Жуки не плачут - страница 3

Шрифт
Интервал


Бобка вынул из кармана мишкин глаз. Поднес к своему. Посмотрел через желтоватое, чуть обожженное с краю выпуклое стекло на изменившегося жука.

Некоторое время слышалось только, как чавкает и чмокает вода в тазу.

Убрал глаз.

– Ну почитай, – опять загудел Бобка.

– Дак уж наизусть его, поди, выучил. Письмо-то.

Луша крутила из простыни веревку. С нее лилась вода.

– Ну и что.

Жук снова толкнулся сухим лобиком в линейку и побежал в другую сторону.

– А стирать кто будет?

Луша вытянула из кучи на полу следующую простынь, утопила в горячей пене и принялась ее пытать, мучить.

Луша стирала всем, кто мог ей за это заплатить.

– Ты, што ль?

Бобка открыл рот.
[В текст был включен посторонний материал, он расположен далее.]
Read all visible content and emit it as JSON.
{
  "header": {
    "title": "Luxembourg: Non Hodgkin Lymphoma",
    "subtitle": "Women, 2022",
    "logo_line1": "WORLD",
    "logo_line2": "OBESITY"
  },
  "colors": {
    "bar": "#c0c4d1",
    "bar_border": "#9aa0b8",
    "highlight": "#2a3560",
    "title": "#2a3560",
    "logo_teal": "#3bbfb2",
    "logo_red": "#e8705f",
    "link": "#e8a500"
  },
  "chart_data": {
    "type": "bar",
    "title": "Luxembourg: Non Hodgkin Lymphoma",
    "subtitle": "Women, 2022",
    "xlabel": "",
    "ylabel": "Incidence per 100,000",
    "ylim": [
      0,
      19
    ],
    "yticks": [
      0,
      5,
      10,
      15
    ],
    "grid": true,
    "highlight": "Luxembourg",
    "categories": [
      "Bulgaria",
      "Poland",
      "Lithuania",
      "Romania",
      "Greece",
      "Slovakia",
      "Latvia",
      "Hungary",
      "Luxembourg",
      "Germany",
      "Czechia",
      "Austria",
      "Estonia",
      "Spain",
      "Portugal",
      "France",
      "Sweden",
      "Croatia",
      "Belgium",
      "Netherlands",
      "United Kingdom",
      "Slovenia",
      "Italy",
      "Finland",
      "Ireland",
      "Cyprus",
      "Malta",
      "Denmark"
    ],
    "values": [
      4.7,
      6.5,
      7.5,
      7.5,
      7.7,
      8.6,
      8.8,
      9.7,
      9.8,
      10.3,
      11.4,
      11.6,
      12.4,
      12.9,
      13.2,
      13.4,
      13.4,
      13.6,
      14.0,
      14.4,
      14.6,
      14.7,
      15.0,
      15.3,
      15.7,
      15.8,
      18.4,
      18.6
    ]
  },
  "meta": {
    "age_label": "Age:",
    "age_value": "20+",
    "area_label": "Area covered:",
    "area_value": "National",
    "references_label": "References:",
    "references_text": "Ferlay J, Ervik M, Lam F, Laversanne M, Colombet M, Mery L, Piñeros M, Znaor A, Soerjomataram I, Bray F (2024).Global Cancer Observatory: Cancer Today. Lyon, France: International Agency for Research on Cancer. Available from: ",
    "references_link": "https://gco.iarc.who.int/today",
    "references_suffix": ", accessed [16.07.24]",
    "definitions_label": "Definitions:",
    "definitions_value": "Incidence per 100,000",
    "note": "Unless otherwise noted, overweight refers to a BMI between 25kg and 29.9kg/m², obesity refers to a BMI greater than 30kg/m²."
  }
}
В сенях грохнуло, тяжко плеснуло. Что думал Бобка, осталось неизвестно, видно было только, что шевельнулись губы. Шурка боком, как краб, втащил ведра. Ноги у него были темные от пролитой воды.

Сдвинул шапку на затылок, почесал лоб: жарко.

Луша легко подняла ведро, опрокинула в кадку на печи. За ним другое. Струя казалась витым металлическим жгутом. Луша брякнула на пол пустое ведро.

– Давай шапку-то твою тоже постираю. – Она предлагала это с каждой стиркой. И всегда как бы невзначай.

Шурка мотнул подбородком.

– Не? – подняла брови Луша.

– Она не грязная.

Шапка была такая, что сложно было определить ее цвет. Серо-черно-сально-бурый.

– Как скажешь. – И на этот раз не стала спорить.

Шурка сел за стол.

Луша еще немного потерла об ребристую доску простынь. Стряхнула с рук пену. Открыла заслонку, сунула полено печке в круглый ротик. Потом еще. Еще. Ротик выглядел удивленным: весной печку так не кормили. А потом жадно набросился на еду.

– Фух, – сказал Бобка. – Жарко.

Луша будто не слышала. Летели из-под рук клочья пены. Работала ротиком печка. Шурка молчал. Шапка наливалась жаром. Казалась тяжелой, горячей, мокрой.

«Пех-пех-пех», – донеслось из ящика. Предупреждающее кряхтение, потом разверзался крик, от которого Валя маленький делался красным. Крик мог значить что угодно: еда, покакал, мокрый, спать, ко мне или все это сразу. Сейчас он значил одно: жарко.

Только жуку, сухому и твердому, было хорошо: в комнате вдруг настало лето.

– Письмо-то читать будем? – Луша отряхнула руки. Как будто забыла, что сама только что говорила: старое же, выучили давно.

– Будем! Будем! – обрадовался Бобка. Столкнул жука линейкой на пол. Тот упал с сухим стуком и тут же дал деру.